Nishida's thought was deemed an "overcoming of modernity" (kindai no choukoku), but in fact it was only an overturning of the principle of identity, replacing it by a principle of identification or of metaphor (A becomes non-A). Nishida's error was to absolutize worldhood, as an absolute "basho" (place) based on a logic of the predicate ; whereas reality in fact combines the two logics.

What remains of Nishida's attempt was that he has clearly shown the nature of worldhood. His philosophy puts into light the fundamental logic which is at work in what has been called later, in Western thought, "the social construction of reality", a conception which gave rise to constructivism then to deconstructivism as in Derrida's philosophy. This trend of thought amounts to what I call "metabasism", inasmuch as, like Nishida's logic of place, it tends to absolutize human worldhood, thus disconnecting it from any base in the objective nature of things as it can be shown by modern science. Modern science indeed functions upon the reverse principle, that of identity (an object is what it is, independently from human existence).

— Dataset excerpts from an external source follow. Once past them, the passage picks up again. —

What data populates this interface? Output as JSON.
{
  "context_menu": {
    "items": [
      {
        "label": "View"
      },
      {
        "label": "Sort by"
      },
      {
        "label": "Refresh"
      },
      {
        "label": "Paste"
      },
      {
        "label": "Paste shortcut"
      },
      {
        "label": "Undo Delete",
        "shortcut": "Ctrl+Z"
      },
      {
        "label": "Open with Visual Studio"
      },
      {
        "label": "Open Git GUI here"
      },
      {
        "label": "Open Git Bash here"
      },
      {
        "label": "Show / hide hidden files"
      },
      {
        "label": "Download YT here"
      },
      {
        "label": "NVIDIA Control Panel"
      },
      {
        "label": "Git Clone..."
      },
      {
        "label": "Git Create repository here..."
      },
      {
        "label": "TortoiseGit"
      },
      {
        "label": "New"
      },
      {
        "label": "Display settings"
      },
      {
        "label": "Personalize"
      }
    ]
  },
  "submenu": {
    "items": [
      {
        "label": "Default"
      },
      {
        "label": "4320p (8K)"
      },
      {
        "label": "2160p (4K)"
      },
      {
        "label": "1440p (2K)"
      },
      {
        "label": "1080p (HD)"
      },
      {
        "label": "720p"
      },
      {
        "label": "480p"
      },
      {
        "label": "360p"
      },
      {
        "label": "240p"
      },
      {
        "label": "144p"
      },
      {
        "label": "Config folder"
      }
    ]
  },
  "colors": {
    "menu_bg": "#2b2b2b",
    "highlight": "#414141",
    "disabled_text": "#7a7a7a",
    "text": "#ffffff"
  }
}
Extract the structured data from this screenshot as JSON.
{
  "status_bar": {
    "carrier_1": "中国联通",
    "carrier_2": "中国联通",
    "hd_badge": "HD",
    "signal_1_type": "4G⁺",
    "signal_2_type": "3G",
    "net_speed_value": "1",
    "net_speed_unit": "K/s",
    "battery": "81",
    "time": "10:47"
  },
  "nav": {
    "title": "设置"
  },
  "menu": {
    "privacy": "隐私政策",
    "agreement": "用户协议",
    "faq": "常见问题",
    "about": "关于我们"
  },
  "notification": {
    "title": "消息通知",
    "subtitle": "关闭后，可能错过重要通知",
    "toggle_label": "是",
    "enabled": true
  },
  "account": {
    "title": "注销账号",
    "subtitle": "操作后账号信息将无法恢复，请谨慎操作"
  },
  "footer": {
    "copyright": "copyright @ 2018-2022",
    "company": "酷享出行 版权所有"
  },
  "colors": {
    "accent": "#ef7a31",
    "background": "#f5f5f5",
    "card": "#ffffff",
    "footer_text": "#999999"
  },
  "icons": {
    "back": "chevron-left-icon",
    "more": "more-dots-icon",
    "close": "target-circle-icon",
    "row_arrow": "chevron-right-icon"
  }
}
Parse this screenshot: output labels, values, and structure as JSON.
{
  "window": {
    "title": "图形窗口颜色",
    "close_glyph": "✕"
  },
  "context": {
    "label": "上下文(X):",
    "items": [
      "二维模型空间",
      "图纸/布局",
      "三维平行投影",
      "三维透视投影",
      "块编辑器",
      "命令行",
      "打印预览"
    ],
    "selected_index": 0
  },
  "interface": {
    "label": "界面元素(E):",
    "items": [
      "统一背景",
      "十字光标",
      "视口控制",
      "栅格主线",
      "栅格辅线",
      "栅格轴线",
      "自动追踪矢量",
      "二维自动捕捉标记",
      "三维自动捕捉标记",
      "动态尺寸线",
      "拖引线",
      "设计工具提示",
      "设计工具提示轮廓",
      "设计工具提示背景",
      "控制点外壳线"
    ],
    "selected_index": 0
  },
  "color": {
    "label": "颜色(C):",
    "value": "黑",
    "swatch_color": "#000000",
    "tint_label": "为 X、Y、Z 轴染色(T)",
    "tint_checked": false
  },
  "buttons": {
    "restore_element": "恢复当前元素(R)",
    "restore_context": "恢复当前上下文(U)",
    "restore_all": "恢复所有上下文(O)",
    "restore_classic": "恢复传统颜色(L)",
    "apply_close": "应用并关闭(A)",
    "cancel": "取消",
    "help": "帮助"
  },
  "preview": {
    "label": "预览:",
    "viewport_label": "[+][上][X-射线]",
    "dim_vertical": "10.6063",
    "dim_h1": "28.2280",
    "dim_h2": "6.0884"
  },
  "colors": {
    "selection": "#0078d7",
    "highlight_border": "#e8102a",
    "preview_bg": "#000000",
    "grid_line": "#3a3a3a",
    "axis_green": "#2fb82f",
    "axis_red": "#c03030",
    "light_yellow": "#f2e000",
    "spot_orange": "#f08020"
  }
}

The lecture intends to show the limits of both conceptions, focussing on architecture and on the present evolution of the form of cities. Modernity has reached its limit inasmuch as it produces a world of objects abstracted from human existence; but human existence in its turn has a base in the objective nature of things. This is to say that reality combines the principle of identity with a logic of place. Only on such grounds shall we be able to conceive more proper guidelines for architecture and city planning than those which were set by the modern movement then overturned by postmodernism.